A parent’s perspective
The time of year is finally here, the time when young ladies are receiving college offers, making commitments, and preparing to sign their National Letters of Intent (NLI) during the early signing period. It’s a very exciting time for young ladies across the country, a time when the fruits of their labor are starting to show through, it can also be very frustrating, starting to feel pressure about making a life changing decision on their futures armed with insufficient information. As a parent of a student athlete, I feel compelled to share part of the process I used, which can make your daughter’s transition to playing at the next level a smooth one.

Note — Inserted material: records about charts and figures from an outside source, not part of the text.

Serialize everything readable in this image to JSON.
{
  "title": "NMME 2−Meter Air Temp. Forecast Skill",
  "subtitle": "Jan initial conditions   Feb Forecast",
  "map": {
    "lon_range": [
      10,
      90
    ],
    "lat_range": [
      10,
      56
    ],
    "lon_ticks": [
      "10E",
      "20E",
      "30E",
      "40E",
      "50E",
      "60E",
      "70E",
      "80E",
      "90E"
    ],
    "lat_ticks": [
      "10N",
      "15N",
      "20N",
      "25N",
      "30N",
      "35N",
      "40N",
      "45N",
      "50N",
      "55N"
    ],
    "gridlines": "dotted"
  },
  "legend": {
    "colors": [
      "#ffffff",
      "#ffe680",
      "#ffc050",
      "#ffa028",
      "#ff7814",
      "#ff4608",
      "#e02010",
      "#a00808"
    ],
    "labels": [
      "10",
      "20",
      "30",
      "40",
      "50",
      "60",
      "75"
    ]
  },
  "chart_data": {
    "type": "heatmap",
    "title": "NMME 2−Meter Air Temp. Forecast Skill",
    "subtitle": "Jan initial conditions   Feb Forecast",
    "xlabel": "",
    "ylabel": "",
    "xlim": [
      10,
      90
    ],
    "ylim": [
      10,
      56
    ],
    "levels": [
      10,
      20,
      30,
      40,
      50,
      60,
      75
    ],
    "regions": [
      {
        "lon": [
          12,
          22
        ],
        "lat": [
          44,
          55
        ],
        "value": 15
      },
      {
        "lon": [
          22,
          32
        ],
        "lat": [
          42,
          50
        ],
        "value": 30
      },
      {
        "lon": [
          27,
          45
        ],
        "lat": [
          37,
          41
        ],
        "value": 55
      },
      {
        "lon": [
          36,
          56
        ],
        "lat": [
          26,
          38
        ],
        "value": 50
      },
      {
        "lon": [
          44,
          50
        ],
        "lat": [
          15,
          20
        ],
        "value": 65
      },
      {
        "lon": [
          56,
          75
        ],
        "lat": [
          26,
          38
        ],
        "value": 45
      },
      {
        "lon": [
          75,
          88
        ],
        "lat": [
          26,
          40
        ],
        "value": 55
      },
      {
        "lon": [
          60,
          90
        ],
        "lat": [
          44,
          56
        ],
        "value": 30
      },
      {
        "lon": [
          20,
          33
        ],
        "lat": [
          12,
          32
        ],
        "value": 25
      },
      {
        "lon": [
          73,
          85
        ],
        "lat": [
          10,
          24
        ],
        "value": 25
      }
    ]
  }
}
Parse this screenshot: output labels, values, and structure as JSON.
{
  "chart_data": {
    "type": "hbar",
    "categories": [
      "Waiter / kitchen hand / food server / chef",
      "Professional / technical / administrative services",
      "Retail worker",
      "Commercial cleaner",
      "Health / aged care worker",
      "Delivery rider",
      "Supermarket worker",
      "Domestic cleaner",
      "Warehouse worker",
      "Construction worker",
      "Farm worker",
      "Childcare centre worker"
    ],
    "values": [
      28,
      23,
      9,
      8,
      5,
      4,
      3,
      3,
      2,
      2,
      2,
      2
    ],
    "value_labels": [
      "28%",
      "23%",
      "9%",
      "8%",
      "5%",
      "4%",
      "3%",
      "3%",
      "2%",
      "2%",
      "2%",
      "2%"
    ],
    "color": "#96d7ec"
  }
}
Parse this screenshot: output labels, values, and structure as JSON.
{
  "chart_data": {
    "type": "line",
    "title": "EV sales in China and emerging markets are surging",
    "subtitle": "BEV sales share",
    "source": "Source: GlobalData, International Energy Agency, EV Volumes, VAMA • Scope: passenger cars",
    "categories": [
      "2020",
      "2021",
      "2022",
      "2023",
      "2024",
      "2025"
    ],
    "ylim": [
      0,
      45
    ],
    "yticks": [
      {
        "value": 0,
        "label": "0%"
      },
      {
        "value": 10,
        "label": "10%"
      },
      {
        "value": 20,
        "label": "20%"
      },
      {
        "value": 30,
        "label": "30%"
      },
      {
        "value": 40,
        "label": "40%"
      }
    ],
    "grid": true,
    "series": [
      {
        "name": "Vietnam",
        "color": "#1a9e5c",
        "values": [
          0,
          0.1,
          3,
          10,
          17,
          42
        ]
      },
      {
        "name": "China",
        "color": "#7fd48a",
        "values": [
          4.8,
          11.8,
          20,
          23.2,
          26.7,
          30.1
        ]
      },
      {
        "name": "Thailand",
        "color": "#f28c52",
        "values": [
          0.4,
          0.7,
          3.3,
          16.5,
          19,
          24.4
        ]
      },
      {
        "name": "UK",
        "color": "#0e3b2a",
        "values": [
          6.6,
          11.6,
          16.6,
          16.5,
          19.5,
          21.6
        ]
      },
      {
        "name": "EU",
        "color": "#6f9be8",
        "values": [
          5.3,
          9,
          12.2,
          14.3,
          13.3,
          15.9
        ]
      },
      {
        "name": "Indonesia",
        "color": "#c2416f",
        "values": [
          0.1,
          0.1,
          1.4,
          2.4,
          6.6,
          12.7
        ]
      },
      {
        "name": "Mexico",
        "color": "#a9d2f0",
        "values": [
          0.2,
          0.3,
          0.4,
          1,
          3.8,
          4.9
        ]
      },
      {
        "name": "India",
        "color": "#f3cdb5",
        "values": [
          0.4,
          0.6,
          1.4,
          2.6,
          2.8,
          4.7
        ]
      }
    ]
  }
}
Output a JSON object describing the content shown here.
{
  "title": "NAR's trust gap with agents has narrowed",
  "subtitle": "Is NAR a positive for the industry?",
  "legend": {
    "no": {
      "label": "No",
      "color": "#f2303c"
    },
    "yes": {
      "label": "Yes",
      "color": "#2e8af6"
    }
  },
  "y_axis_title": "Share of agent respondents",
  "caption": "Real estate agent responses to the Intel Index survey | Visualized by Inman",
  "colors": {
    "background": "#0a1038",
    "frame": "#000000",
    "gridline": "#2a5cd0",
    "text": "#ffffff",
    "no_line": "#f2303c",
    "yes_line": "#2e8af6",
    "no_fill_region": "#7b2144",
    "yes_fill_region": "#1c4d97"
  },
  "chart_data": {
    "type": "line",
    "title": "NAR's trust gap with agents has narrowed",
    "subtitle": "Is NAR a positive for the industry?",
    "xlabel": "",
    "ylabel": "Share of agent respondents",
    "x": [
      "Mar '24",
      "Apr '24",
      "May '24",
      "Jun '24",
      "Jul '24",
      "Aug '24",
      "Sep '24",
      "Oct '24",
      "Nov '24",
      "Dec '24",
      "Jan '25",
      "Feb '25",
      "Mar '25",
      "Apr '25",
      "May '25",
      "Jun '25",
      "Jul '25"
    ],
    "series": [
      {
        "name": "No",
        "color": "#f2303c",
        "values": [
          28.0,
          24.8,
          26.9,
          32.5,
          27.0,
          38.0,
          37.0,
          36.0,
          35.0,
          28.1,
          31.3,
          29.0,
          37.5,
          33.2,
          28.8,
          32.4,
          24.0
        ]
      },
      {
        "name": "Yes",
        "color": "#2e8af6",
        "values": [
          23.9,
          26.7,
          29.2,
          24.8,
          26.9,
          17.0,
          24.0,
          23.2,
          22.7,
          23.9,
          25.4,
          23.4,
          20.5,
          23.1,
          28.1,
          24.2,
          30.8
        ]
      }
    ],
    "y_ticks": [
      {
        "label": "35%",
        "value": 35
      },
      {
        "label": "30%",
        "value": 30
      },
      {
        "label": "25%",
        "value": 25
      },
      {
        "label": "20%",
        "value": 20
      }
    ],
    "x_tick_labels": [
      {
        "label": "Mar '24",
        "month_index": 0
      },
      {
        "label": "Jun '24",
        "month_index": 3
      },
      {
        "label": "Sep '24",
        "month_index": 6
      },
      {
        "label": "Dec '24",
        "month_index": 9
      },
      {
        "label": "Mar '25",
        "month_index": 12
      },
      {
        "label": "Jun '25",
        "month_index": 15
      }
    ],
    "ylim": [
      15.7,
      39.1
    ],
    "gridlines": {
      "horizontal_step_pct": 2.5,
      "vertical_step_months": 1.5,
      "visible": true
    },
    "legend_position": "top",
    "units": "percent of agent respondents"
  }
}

The first step in this journey is Expectation Management. As parents, it is our job to prepare our children to handle a variety of situations; our daughters have put in long hours in the gym and classrooms to perfect their basketball and academic skills, which have allowed them to achieve a certain level of success. It is also our jobs to perfect their life skills as they move forward in the next phase of their careers by teaching them to manage their expectations.
We all believe our daughters are great basketball players, but how do they handle adversity? Can they handle the first time a coach tells them they are not as good as they think they are? Can they handle the possibility of limited to no playing time? These are just a few situations all players have to deal with when entering a college program. I call this the Spades principle; no it’s not the card game, but the similarities are striking when you put them in perspective. Thirteen total books in spades, 13-15 players on a roster, so remember these numbers as your prepare your child for the next step, five, two and a possible, and five.
· Five - the number of players on the floor at one time
· Two and a possible - the number of players coming of the bench
· Five - the remaining who may not receive any playing time
Remember, everyone is on scholarship, everyone was a star at her school/club program, and everyone is competing for a spot. Take nothing for granted, prepare for the unexpected, and then ask, “Is my daughter prepared to handle one of these situations?” If so, great, if not, start laying the foundation now, because once they leave, it’s too late.